A governante disse que o envio da norma para o parlamento não é o fim do diálogo e que o executivo está aberto a receber propostas e ideias, que começaram a ser apresentadas depois de em abril ter criado um comité de especialistas para analisar o fator de sustentabilidade (adequar as pensões à esperança de vida).

O Governo, disse, já recebeu os contributos dos sindicatos e de alguns grupos políticos e o Ministério de Emprego está comprometido em procurar um ponto de acordo.

Cristóbal Montoro, ministro da Fazenda, disse que as pensões se vincularão a um indicador em função da evolução económica do país, que não há ainda estimativas sobre o impacto económico da medida e que «é um erro pensar que a reforma das pensões levará a perder poder aquisitivo».

Montoro assegurou que o Governo não aprovará subidas adicionais de impostos em 2014, mantendo um Orçamento do Estado «austero e responsável», mas já virado para a recuperação.

Insistindo que o OE «continuará a seguir o caminho da consolidação fiscal» para cumprir o objetivo de défice de menos de 3% em 2016, Montoro antecipou, entre outros aspetos, um aumento de 2,4% nas receitas tributárias.

Para o próximo ano o Governo espera receitas de 179.750 milhões de euros.
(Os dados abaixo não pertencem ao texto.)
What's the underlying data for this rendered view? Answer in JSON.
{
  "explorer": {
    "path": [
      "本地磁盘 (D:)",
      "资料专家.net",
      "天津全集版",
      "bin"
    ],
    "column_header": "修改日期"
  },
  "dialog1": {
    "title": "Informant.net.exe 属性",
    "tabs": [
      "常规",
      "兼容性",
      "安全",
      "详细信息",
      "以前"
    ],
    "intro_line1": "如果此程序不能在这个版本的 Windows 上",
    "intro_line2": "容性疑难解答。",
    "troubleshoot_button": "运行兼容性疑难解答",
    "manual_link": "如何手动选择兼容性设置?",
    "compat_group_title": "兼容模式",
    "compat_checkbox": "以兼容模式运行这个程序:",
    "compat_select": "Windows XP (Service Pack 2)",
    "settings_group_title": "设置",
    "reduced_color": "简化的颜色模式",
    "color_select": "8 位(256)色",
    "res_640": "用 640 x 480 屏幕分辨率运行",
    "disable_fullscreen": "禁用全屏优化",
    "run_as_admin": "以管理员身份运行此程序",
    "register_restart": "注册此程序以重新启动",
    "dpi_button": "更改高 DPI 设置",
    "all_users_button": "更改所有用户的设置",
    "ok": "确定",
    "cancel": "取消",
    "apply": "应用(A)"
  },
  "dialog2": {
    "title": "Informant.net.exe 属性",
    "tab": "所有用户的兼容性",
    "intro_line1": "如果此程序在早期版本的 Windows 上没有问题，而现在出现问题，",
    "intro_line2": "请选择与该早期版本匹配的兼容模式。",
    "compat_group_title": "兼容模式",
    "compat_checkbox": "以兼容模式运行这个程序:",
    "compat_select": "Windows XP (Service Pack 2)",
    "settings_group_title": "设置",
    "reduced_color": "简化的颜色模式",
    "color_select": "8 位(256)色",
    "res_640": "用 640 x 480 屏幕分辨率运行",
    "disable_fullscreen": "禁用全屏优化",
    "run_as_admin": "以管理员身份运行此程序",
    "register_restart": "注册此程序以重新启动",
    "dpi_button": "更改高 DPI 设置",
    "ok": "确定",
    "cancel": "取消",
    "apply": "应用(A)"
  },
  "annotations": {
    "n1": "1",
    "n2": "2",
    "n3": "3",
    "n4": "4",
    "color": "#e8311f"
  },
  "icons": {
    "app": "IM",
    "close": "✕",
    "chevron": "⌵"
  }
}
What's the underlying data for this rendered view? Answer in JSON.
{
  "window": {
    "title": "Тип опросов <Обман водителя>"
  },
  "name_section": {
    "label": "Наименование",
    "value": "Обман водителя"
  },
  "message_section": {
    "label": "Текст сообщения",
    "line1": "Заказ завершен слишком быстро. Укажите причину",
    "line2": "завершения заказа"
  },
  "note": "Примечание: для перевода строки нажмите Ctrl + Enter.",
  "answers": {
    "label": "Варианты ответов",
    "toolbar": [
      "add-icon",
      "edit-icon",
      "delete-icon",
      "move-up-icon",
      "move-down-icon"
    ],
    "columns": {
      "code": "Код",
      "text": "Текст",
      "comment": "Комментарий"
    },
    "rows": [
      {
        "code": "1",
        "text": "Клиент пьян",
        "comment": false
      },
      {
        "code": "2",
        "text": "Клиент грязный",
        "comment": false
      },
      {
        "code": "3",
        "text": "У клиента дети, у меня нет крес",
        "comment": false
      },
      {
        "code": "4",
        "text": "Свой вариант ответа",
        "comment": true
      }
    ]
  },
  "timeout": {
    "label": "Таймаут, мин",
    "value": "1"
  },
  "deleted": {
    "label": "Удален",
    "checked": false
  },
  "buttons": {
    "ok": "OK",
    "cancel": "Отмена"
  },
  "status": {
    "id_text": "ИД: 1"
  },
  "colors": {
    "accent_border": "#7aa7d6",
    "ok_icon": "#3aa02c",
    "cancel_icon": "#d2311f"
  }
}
Em 2013 Montoro antecipa ficar 2.340 milhões de euros aquém do objetivo orçamentado de 175.520 milhões de euros.

Os gastos não financeiros serão de 133.259 milhões de euros, mais 2,7% que este ano.

Apesar de o OE ser «rigoroso, austero e comprometido com a redução do défice público», disse Montoro, tem uma «destacada nota social», já que nos gastos têm preponderância as pensões e o apoio ao desemprego.

E ao mesmo tempo agradeceu os esforços dos funcionários públicos, que terão pelo quarto ano consecutivo os salários congelados, e sem os quais, disse, «não seria possível uma tão pronta recuperação».

«Estamos a mudar muito depressa porque estamos a fazer muitas coisas. Não há que subir impostos, baixaremos seletivamente impostos como já temos feito», disse.

«No próximo ano vai reduzir-se a fiscalidade para a nova empresa, bonifica-se o aparecimento em Espanha do investidor de proximidade. No próximo ano faremos uma reforma tributária completa e não terá subida de impostos», afirmou.